In 2014, blueberries could do no wrong. There they were, in every fitness magazine or health website boasting about their antioxidant and vitamin properties. Manuka honey was another one as was coconut oil and kale. They were new, exciting foods that took the world of health and fitness by storm, and they were welcomed with open arms. But times change. 2014 was last year, and now in 2015, there are some new super foods in town ready to take their crown.
So let’s take a look at some of this year’s super foods and how they can help boost your health.
Any form of aerobic exercise produces oxidants, which cause harmful structural damage to the body’s cells. Antioxidants counteract these effects. Many people will buy antioxidant supplements, but it isn’t necessary as there are so many foods that are abundant in antioxidants. And black rice is one of them. In fact, the antioxidant anthocyanin is six times greater in black rice than brown and white rice and contains almost identical amounts as blueberries.
This tiny grain may not seem like much, but the national pride of Ethiopia is gluten free and contains 50 per cent more protein, five times the fibre and 25 times more calcium than brown rice. It’s perfect to add to soups and salads or even sprinkled on your vegetables.
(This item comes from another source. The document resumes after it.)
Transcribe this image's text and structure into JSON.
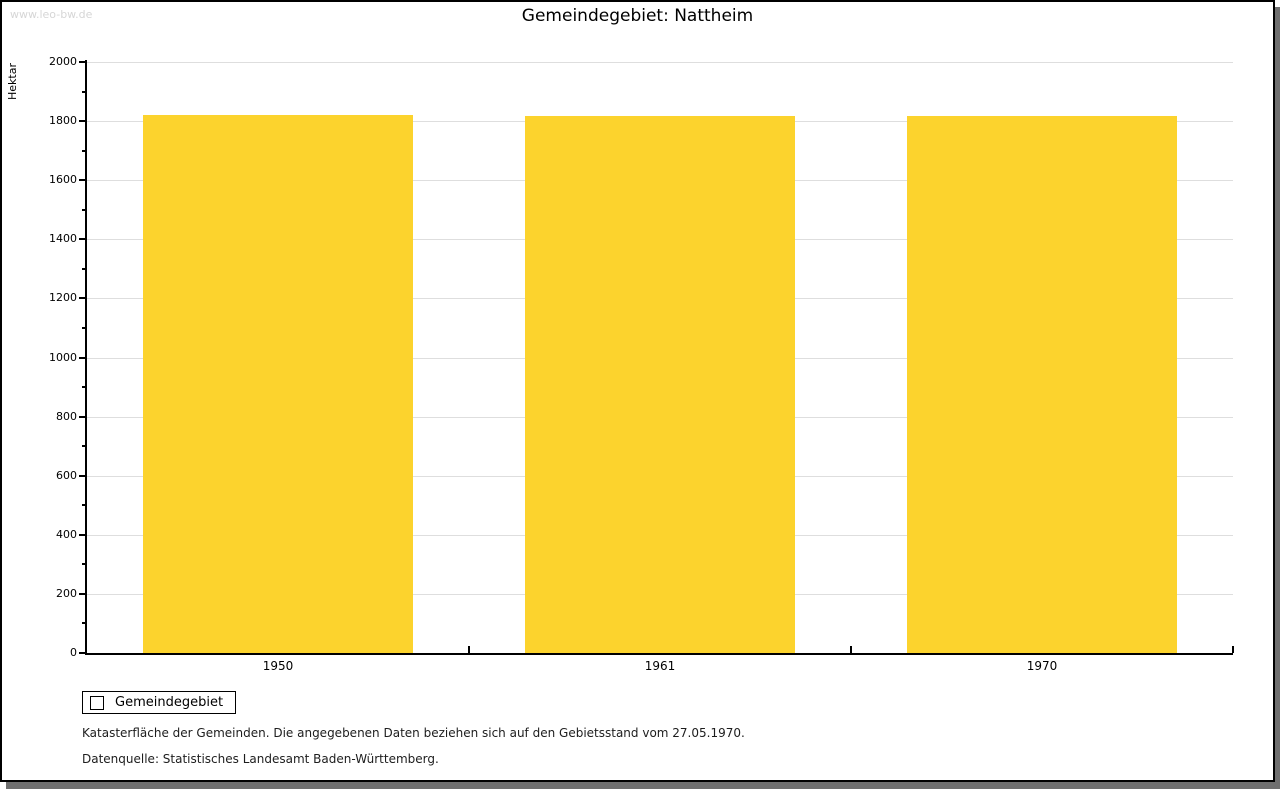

Yep, you heard us, dandelion greens. Apparently, its bitter taste switches on one’s ‘digestive juices’, which help detox the liver. The tangy greens are also a brilliant source of vitamin A, B, C and K. And if that wasn’t enough, they also contain a load of fibre, calcium and iron. If the taste is too much for you, why not mix it into a fruit smoothie?
If you’re bored of quinoa, kaniwa is an excellent substitute. In fact, it’s a better one. Not only is it both gluten and vegan free, it contains more protein too.
This one may make you wince a little, but fermented foods – a food that has had its carbohydrates and sugars turned into alcohol or beneficial acids – will help digestion and build a healthy immune system.
An imbalance of healthy bacteria can lead to many problems such as inflammation and intestinal permeability. These two issues have been linked to obesity and disease.
Fermented foods provide good bacteria to the gut, which will protect the stomach’s lining preventing gut leaking and maintain a healthy balance of microbiota (bacteria inside the stomach).
Cottage cheese, yoghurts (active cultures), pickled cucumbers and relish are just a number of fermented foods that you can add to your diet.